Le Vif en De Morgen hebben een tijdje geleden een onderzoek gepubliceerd over het imago van het Nederlands bij Franstalige jongeren. Er kwam uit dat Franstalige jongeren het Nederlands lelijk, moeilijk en nutteloos vinden. Dat is natuurlijk geen goede zaak en dat moeten we keren. We zullen jongeren moeten verleiden om het Nederlands mooi te vinden, want zeggen dat het nodig is om later een job te vinden, is vaak niet genoeg.
Ik denk dat mensen als Kompany – echte helden, hij is een volksheld in Brussel – van onschatbare waarde zijn. In die zin waardeer ik de campagne enorm en vind ik het echt goed.
Tegelijk, dat is misschien slecht nieuws, is er dat imago, maar ik voel dat in Brussel een openheid is ontstaan in de laatste decennia naar dat Nederlands. Mensen gaan beseffen hoe belangrijk het is. Die openheid moeten we nu omarmen. Er zijn ouders die hun kinderen naar het Nederlandstalig onderwijs willen sturen, of naar het voetbal enzovoort. Het is van belang dat de Vlaamse overheid die brug slaat. We moeten die openheid omarmen en onze scholen openzetten voor die jongeren, zorgen dat ons aanbod hen bereikt, en ons niet terugplooien en zeker niet terug op onszelf vallen. Dat is niet iets wat u doet, minister, maar dat is wel een tendens die soms merkbaar is in Vlaanderen.
De heer Vanlouwe heeft het woord.
Voorzitter, minister, dames en heren, we kunnen natuurlijk enkel toejuichen dat de Brusselse instellingen eindelijk het initiatief nemen om het Nederlands te promoten. U hebt het ook gezegd: het is historisch. Het is misschien ook wel laat, maar eindelijk gaat men er voluit voor. We zijn dus blij dat dit eindelijk gebeurt en dat er een samenwerking is tussen VDAB en Actiris. We weten allemaal, en ondertussen begint dat toch door te dringen in onze stad, dat het Nederlands een vorm is van opwaartse sociale mobiliteit. Het is een taal van vooruitgang. Het is een middel om iets meer te bereiken hier in Brussel. Heel wat Frans- en anderstaligen erkennen dat ondertussen.
Helaas, minister, moet ik toch zeggen dat het een beetje ironisch is dat bepaalde werknemers van Actiris hier in Brussel zelf geen Nederlands kennen en er niet in slagen om Nederlandstalige werkzoekenden te helpen.

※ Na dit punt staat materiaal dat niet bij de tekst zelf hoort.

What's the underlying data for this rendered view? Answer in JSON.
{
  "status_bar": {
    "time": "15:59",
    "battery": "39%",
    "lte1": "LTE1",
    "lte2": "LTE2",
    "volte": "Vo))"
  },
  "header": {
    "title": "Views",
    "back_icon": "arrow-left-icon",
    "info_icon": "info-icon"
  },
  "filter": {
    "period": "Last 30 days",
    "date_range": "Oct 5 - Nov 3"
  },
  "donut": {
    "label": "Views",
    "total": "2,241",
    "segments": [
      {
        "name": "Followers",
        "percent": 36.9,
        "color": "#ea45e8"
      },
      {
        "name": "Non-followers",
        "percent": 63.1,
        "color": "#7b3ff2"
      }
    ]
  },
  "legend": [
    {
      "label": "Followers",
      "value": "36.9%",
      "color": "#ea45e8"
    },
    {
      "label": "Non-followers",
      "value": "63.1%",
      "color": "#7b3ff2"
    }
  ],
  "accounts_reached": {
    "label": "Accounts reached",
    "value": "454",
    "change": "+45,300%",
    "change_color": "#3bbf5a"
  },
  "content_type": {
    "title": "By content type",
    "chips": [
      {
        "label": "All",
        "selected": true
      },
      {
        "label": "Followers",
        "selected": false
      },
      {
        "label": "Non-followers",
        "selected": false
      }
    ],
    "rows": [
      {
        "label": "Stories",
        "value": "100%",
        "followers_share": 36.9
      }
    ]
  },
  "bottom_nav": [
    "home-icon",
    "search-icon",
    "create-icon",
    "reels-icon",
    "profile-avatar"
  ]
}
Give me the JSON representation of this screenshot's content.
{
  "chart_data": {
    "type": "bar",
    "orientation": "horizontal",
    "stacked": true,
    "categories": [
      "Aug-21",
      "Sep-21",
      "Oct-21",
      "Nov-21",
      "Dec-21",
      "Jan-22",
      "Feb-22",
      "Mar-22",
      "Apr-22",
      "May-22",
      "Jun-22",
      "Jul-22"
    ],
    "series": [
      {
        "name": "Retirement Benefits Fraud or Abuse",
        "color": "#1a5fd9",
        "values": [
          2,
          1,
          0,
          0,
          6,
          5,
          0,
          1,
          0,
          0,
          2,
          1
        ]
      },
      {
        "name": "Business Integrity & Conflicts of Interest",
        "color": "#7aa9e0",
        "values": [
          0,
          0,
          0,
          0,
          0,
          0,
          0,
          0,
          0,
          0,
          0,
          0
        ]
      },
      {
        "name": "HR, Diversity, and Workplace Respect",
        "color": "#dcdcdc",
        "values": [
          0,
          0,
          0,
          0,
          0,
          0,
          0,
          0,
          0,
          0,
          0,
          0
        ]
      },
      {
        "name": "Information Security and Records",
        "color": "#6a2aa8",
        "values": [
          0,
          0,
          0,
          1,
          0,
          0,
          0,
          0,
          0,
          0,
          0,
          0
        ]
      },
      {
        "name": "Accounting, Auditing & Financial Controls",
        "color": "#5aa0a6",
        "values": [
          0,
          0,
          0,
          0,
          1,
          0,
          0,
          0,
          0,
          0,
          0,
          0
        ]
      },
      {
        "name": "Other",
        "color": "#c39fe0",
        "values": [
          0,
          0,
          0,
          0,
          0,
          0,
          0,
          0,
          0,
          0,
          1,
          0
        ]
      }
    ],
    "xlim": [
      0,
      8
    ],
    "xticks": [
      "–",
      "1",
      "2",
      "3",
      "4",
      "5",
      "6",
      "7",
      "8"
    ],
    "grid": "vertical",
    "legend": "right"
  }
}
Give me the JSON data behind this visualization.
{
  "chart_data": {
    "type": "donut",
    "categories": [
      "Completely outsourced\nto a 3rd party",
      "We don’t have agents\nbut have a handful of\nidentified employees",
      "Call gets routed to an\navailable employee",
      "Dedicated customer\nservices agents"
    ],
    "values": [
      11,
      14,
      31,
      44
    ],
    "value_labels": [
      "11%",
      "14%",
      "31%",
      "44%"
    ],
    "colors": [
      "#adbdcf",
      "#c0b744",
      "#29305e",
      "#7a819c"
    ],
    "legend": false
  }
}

Goed dat men het Nederlands stimuleert, maar ook begrijpelijk dat men tegelijk vanuit de Brusselse Regering de luchthaven blijft tegenwerken. Ik hoop dat daar snel een oplossing wordt gevonden.
De heer Poschet heeft het woord.
Voorzitter, is kennis van het Nederlands voldoende om een job te vinden? Neen, maar het is wel, zoals al gezegd, een sleutel die meer deuren kan openen, want 95 procent van de Brusselse werkzoekenden kent geen Nederlands, en er zijn wel een hoop vacatures. Het is onze taak als Vlaamse Gemeenschap om zo veel mogelijk kansen te creëren voor onze Brusselaars door voldoende en goede kinderopvang te organiseren en door zwaar te investeren in het Nederlandstalige onderwijs. Daar hebben nog nooit zoveel leerlingen in dat onderwijs gezeten als vandaag. Dat zijn kansen die we geven aan de Brusselaars. Dat zijn kansen die ze moeten grijpen. We moeten ervoor zorgen dat van de wieg tot de arbeidsmarkt zo maximaal mogelijk in het Nederlands vorming en ondersteuning gegarandeerd kan worden.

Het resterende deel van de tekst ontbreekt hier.